UPDATE COMING We’re currently working to update this article. Studies have shown that a person living with HIV who is on regular antiretroviral therapy that reduces the virus to undetectable levels in the blood is NOT able to transmit HIV to a partner during sex. This page will be updated soon to reflect the medical consensus that “Undetectable = Untransmittable.”
It can be easy to confuse HIV and AIDS. They are different diagnoses, but they do go hand-in-hand and are often used interchangeably to describe a particular disease. HIV is a virus that can lead to a condition called AIDS.
At one time in history, a diagnosis of HIV or AIDS was considered a death sentence. Thanks to research and the development of new treatments, people diagnosed with HIV and AIDS today are living long, productive lives.
HIV is a virus
HIV is a virus that can lead to infection. It stands for human immunodeficiency virus. The name describes the virus: it infects humans only and it attacks the immune system, rendering it deficient and unable to work as effectively as it should.
Unlike many other viruses, our immune systems are unable to attack and completely clear HIV from the body. No one yet understands why, but medications can control HIV very successfully.
AIDS is a condition
HIV is a virus that may cause an infection, but AIDS is a condition or a syndrome. Being infected with HIV can lead to the development of AIDS, which stands for acquired immunodeficiency syndrome.
AIDS develops when HIV has caused serious damage to the immune system. It is a complex condition with symptoms that vary from person to person. Symptoms of AIDS are related to the infections a person develops as a result of having a damaged immune system that can’t fight infections as well. These infections may include tuberculosis, pneumonia, certain types of cancer, and other infections.
HIV without AIDS
HIV is a virus and AIDS is the condition it may cause. You can have an HIV infection without acquiring AIDS. In fact, many people with HIV live for years without developing AIDS. Thanks to advances in treatment, you can live longer than ever before with an HIV infection.
While you can have an HIV infection without having AIDS, anyone diagnosed with AIDS already necessarily has HIV. Because there is no cure, the HIV infection never goes away, even if AIDS never develops.
HIV can be transmitted from person to person
HIV is a virus, which means that like other viruses, it can be transmitted between people. This is how infection spreads. AIDS, on the other hand, is a condition that is acquired only after a person has contracted the HIV infection.

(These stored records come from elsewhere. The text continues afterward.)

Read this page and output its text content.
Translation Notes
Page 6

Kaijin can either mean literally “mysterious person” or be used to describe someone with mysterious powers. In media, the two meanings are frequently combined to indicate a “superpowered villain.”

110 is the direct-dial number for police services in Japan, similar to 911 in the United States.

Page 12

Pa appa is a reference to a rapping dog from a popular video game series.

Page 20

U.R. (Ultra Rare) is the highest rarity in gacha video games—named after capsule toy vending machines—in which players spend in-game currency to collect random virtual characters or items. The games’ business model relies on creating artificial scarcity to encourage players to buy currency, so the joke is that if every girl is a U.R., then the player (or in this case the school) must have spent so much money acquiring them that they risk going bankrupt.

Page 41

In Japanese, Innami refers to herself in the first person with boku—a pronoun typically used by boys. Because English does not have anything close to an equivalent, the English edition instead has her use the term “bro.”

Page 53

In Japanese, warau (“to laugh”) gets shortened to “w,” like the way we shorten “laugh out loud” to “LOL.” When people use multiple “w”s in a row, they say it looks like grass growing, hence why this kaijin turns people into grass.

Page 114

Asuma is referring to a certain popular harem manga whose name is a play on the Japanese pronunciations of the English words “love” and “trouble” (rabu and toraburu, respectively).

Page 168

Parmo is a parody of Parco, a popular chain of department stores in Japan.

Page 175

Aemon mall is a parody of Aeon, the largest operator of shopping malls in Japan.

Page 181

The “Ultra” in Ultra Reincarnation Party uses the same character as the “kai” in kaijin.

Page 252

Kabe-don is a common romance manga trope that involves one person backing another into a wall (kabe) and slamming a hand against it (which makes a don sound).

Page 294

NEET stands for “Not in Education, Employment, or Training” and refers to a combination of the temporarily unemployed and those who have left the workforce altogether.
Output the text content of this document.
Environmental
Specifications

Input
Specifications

The HIV virus is transmitted from one person to another through the exchange of bodily fluids. Most commonly, infection is transmitted through unprotected sex or through using contaminated needles. Less commonly, one can become infected through a tainted blood transfusion or a mother can pass the infection to her child during pregnancy.
HIV does not always produce symptoms
HIV usually causes flu-like symptoms about two to four weeks after infection. This period of time is short and is called acute infection. The immune system brings the infection under control, leading to the latency period.
The immune system cannot completely eliminate HIV, but it can control it for a long time. During this latent period, which can last for years, an infected person may experience no symptoms at all. Once AIDS has developed, however, the patient will experience many symptoms of the condition.
HIV infection can be diagnosed by a simple test
When infected with HIV, your immune system produces antibodies against the virus. A blood or saliva test can detect those antibodies and determine if you’ve been infected with HIV. This test may be effective only several weeks after infection, though.
Another test looks for antigens, which are proteins produced by the virus. This test can detect HIV just days after infection. Both tests are accurate and easy to administer.
AIDS diagnosis is more complicated
AIDS is the final stage of the HIV infection. There are a few factors that determine when a person’s diagnosis has crossed from HIV latency to AIDS.
Because HIV destroys immune cells called CD4 cells, one part of the AIDS diagnosis contains a count of those cells. A person without HIV can have anywhere from 500 to 1,200 CD4 cells. When the cells have dropped to 200, a person with HIV is considered to have AIDS.
Another factor signaling the AIDS virus is the presence of opportunistic infections. Opportunistic infections are diseases caused by viruses, fungi, or bacteria that would not make a person with a fully functioning immune system sick. This, too, would help determine an AIDS diagnosis.
Treatment and life expectancy
Once HIV has developed into AIDS, life expectancy drops significantly. It’s difficult to repair the damage to the immune system at this point. Infections and other conditions, such as cancers, resulting from severe immune impairment are common. These infections and other complications are what become fatal for a person with AIDS.
With today’s treatments for the HIV infection, however, someone can live with the virus for years, and even decades before AIDS develops. Even though you can lead a normal and healthy life while undergoing HIV treatment, it’s important to understand that you can still pass the infection to someone else.